Миша удивился: – Чего этот Мехлис так разошелся? – Папа сказал: Диверсанты один из мостов через Оку взорвали.
Дома Ленка злорадно ухмылялась: – Вояка сраный! – Матреша причитала: Мамки нет, вот от мачехи и сбежал! – Норовит меня накормить посытнее. Костик увидел меня, закричал: – Ты мне с фронта гостинца привез? – А в школе о нашем побеге тоже узнали. Учителя негласно относятся к этому с явным одобрением. Девчонки из соседней женской школы тоже пронюхали. При встрече млеют, шлют записки, назначают свидания. Николая и меня избрали в комсомольский комитет. Сделали с Колькой еще одну попытку – через Главный штаб партизанского движения. Говорил с нами вежливый дядя. – Стрелять умеете? – Умеем. – Мину заложить под рельсы сможете? – Сможем. На уроках по военному делу проходили. – С парашютом прыгали? – Прыгали. (Врали, конечно. Только в Парке Горького с вышки). – Так. Ну а с топографией Витебской области, к примеру, знакомы? – Ясно, мы молчали. – Или, скажем, Черниговской? – Дядя явно радовался – нашел слабину. Так и написал на нашем заявлении – Отказать из-за незнания местности. Не по малолетству, о юных партизанах все газеты пишут. Папа к моим попыткам уйти на фронт относится серьезно, хотя иногда я думаю он делает все, чтобы это не случилось.

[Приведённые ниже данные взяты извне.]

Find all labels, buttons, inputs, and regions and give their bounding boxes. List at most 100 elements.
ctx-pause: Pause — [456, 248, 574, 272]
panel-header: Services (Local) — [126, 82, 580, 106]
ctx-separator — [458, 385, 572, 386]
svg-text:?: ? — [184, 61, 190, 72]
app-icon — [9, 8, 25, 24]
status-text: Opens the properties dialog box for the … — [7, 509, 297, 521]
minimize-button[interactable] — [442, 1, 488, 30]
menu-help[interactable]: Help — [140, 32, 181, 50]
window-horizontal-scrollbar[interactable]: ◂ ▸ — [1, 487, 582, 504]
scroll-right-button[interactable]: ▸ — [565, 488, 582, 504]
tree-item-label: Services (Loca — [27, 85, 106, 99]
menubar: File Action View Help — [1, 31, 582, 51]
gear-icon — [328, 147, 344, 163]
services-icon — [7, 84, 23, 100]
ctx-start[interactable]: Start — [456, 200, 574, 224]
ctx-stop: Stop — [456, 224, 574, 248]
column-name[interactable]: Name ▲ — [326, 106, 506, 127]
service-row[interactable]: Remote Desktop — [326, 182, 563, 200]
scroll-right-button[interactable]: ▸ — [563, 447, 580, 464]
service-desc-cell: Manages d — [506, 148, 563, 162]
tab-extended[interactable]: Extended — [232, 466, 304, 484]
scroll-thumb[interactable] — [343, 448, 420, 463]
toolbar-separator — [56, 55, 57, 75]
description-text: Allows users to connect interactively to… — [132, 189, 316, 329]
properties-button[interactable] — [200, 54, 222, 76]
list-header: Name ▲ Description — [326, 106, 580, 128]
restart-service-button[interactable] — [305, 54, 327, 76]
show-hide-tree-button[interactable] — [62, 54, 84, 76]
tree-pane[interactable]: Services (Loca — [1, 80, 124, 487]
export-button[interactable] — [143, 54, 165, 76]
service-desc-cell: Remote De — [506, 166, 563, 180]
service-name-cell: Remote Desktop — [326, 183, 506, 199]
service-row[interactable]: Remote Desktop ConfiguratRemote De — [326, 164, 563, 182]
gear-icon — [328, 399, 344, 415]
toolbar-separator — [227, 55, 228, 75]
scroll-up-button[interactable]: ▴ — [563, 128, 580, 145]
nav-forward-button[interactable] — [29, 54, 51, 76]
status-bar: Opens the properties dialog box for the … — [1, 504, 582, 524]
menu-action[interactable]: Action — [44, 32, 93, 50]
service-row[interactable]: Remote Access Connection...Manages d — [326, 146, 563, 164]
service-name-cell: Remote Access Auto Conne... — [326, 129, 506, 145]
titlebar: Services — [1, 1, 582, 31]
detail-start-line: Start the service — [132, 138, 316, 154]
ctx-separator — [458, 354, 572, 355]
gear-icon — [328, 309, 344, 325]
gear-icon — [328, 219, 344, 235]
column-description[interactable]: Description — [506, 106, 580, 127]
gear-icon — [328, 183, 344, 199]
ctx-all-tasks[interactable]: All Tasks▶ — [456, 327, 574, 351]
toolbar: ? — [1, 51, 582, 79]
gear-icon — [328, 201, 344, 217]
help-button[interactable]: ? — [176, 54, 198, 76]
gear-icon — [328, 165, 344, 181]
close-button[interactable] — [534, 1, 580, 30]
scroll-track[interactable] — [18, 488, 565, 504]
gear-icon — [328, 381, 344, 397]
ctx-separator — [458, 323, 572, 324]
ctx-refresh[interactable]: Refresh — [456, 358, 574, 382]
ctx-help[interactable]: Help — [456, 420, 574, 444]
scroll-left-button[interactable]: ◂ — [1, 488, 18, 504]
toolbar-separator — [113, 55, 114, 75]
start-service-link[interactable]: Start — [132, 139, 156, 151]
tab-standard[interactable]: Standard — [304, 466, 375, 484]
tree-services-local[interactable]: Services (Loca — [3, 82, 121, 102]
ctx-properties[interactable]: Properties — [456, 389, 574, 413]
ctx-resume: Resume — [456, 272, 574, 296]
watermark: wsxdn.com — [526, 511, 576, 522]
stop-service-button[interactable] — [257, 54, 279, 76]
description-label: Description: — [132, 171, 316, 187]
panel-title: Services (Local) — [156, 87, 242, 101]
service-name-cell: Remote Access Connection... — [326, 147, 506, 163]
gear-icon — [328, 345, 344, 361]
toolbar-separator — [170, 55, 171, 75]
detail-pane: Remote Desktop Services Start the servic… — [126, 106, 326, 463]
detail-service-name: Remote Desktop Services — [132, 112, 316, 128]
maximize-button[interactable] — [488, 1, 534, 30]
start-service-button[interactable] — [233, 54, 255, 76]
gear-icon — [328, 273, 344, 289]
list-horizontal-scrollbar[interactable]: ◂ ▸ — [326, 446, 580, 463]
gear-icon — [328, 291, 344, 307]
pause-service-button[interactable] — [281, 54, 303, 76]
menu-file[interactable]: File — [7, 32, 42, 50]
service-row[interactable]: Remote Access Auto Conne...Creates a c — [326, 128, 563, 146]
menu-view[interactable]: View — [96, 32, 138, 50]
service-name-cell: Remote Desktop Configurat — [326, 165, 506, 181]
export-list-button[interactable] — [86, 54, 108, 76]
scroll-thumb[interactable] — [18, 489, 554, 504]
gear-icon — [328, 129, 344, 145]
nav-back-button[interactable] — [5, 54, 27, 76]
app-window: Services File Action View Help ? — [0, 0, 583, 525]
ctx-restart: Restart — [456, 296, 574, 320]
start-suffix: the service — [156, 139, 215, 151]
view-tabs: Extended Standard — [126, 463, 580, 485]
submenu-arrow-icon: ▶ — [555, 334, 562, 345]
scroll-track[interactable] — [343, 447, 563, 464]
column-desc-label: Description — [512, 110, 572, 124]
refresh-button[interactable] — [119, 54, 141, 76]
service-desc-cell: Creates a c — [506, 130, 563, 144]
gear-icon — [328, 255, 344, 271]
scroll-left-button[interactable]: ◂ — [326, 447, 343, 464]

Телефон у нас на кухне. То Ленка у плиты, то Матреша, то обе вместе. Не дают поговорить толком с друзьями или девчонками. Вчера, 12 ноября был день рождения Томы. Она к себе домой пригласила. Собрались я, Юрка, Витька, Клара, Валентина. Каждый принес что мог. Пироги с картошкой, кусок сала, банку тушенки. Я попросил у папы бутылку кагора, у Матреши выцыганил селедку. Посидели за столом, потанцевали, парочками уединились по углам. Целуемся. Лафа. Вдруг является Томкина мама. Она ушла в ночную, плохо себя почувствовала, ее домой на машине директора фабрики отправили. Мы, конечно, сразу разошлись. Уже в девять я был дома. На кухне никого. Ленка ускакала к своей портнихе. Костик и Матреша спят в детской. Папа в кабинете сидит за бумагами. Звоню Томке. Ее голос... Он такой... Такой... Вообще красивее девчонки я не встречал. Только в кино. Смирнова, Целиковская, Окуневская. Томка тоже хочет быть актрисой. С ней я могу по телефону говорить часами. Иногда вдруг оба замолчим, слушаем, как бьется сердце. Дыхание перехватывает, в глазах радужные круги. – Ты здесь? – Я здесь. А ты? Ты здесь? – Потрясно!
Положил трубку. Сразу звонок. На часах – четверть двенадцатого. Кто бы это мог быть в такое время? – Алло! Я слушаю. – Добрый вечер, молодой человек. Позови, пожалуйста, папу. – А кто его спрашивает? – Скажи спрашивает Вячеслав Михайлович. – Сейчас. – Иду в кабинет. – Пап, тебя там какой-то Вячеслав Михайлович. – Папа так и подскочил в кресле: – Это же Молотов! – И бегом в кухню. Я за ним. Сам Молотов! Вот это да!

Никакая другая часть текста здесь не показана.